Pietro
Giannone, giurista storico e filosofo, sostenne l'assoluta necessità
della separazione tra Stato e Chiesa: finché il regno di Napoli
fosse rimasto sotto l'influenza della Curia romana, non avrebbe
potuto progredire.
Tra i massimi pensatori italiani, Giannone pagò un prezzo altissimo alla
coerenza con cui difese la libertà di pensiero e le sue idee. Pugliese della Capitanata, nacque ad Ischitella (FG) il 7 maggio 1676 da una famiglia di giuristi. Studiò
dapprima in famiglia, quindi all’Università degli Studi di Napoli
dove si laureò in giurisprudenza, interessandosi anche di filosofia.
Nella capitale, la grande personalità di riferimento era all'epoca
Giambattista Vico, con la cui scuola di pensiero Giannone entrò
presto in contatto, ed ebbe modo così di approfondire le teorie di
Cartesio e di Nicholas Malebranche, nonché quelle empiristiche di
Pierre Gassend (detto Gassendi) e di John Locke.
Nel 1723 Giannone pubblicò la sua opera principale Dell'istoria
civile del regno di Napoli, cui aveva dedicato 20 anni di
lavoro. Un’opera storiografica moderna, che ricerca i problemi della
società nel Medioevo, nelle lotte per il potere e nella corruzione
dei ceti ecclesiastici. Altamente apprezzata in Inghilterra, Francia
e Germania, dove fu tradotta, studiata e ripetutamente pubblicata,
l’opera del Giannone riscosse l’ammirazione degli intellettuali
europei (Voltaire, Montesquieu, Gibbon, ecc.). In patria, invece,
gli costò la messa al bando e l’esilio.

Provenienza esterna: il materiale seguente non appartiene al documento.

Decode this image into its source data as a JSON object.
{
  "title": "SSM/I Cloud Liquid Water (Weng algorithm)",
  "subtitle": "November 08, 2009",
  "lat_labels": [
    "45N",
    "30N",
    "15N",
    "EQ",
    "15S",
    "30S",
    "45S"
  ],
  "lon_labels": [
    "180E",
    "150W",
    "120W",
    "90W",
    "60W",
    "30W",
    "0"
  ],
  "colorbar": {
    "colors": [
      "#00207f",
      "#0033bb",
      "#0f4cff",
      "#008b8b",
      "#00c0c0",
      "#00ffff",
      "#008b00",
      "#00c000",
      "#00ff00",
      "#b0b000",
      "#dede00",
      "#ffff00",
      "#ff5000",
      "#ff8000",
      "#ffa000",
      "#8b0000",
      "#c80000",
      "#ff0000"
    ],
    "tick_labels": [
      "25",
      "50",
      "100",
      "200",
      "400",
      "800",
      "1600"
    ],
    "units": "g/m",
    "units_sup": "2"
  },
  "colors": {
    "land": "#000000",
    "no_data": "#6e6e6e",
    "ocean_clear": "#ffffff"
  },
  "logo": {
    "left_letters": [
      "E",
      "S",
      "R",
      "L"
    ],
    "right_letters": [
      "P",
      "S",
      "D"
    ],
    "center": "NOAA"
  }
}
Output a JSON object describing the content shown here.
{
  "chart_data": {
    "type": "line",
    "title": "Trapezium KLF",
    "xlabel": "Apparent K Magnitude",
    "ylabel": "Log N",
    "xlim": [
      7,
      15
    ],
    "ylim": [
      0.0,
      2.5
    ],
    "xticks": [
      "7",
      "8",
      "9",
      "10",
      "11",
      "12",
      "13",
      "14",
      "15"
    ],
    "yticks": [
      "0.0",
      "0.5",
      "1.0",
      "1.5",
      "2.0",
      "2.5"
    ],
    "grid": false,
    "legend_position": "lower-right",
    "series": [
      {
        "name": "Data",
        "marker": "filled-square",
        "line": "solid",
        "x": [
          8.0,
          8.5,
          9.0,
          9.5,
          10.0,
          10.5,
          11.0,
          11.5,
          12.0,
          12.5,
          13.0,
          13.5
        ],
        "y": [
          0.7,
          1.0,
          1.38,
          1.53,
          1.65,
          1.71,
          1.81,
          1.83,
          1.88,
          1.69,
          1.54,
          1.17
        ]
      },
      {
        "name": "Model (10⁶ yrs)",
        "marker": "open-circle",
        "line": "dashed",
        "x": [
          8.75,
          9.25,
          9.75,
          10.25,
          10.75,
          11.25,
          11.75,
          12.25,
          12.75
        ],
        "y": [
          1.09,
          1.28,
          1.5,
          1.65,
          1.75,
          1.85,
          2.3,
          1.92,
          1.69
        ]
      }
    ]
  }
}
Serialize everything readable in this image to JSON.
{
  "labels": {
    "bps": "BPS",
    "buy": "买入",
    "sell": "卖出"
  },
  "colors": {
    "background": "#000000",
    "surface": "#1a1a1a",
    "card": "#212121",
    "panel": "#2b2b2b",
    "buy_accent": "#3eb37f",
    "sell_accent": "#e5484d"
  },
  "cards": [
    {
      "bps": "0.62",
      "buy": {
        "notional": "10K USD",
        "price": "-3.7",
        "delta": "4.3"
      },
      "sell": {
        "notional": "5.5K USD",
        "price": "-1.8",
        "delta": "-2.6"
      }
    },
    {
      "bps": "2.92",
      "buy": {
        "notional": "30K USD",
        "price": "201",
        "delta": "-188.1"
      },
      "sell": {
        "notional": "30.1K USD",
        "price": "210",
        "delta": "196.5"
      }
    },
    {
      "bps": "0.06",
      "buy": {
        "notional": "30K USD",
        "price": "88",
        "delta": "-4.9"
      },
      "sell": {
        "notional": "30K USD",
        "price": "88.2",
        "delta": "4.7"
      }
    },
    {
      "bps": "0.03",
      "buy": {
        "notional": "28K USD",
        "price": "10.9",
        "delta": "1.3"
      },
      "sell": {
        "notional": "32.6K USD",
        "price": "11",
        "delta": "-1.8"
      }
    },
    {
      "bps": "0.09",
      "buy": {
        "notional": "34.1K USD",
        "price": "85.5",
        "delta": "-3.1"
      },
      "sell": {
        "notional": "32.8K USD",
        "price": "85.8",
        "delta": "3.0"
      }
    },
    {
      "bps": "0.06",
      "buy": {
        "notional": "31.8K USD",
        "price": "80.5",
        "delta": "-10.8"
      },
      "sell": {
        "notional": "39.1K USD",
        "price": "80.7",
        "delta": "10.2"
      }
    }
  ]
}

Giannone aveva infatti messo
a nudo con precisi riferimenti giuridici i mali antichi del regno
napoletano, e la nefanda influenza della Chiesa.
Per Giannone, la Chiesa cattolica coincide con il Male assoluto, ed
è sempre causa di involuzione ed oscurantismo ["...non solo i
corpi, ma, quel che è più, anche le anime, i cuori e gli spiriti de'
sudditi si sottopose a' suoi piedi e strinse fra ceppi e catene"].
Il cattolicesimo è una religione solo di “facciata”, che ha
costruito la propria esistenza soltanto su superstizioni, abusi,
leggende ed inganni, mirando esclusivamente all'accumulo di
ricchezze e potere. Non a caso, le istituzioni giuridiche dello
Stato pontificio sono volte alla distruzione dell'ordine civile e
dello Stato. Occorre quindi che l'autorità laica sia liberata da
ogni ingerenza ecclesiale. Lo Stato, ossia il Regno di Napoli, deve
emanciparsi dalla servitù al papa.
Il libro fu messo all’Indice (Index librorum prohibitorum) e
Giannone fu scomunicato e scacciato da Napoli. La sua partenza fu in
effetti una vera e propria fuga, poiché il clero gli aveva aizzato
contro il popolino. Riparò a Vienna, dove ebbe la protezione di
importanti personaggi della corte imperiale e gli venne assegnato un
appannaggio affinché potesse proseguire nei suoi studi.
Nel 1734, con l’avvento al trono di
Carlo di Borbone, Giannone tentò
il ritorno a Napoli, ma perseguitato della Chiesa, dovette riparare
a Venezia, da dove venne però espulso il 23 settembre 1735. Vagò,
sotto falso nome, tra Milano e Torino, finché arrivò a Ginevra dove
si converti al calvinismo. In questa città scrisse il Triregno,
rimasto inedito fino al 1895, con cui demolisce le fondamenta
filosofiche del potere temporale papale: il cristianesimo propose
l'ideale di un "regno celeste", da raggiungere però dopo la morte,
mentre la avida ed immorale Chiesa cattolica, ha fondato un indebito
"regno papale" terreno.
Gli ecclesiastici non lo perdono d’occhio e gli tendono un tranello:
attirato con un inganno in territorio sabaudo, viene arrestato e
internato. È il 1°aprile 1736, giorno di Pasqua. Trascorre i
rimanenti 12 anni della sua vita in prigione, nei castelli di
Miolans, di Ceva, ed infine di Torino, dove muore il 7 marzo 1748.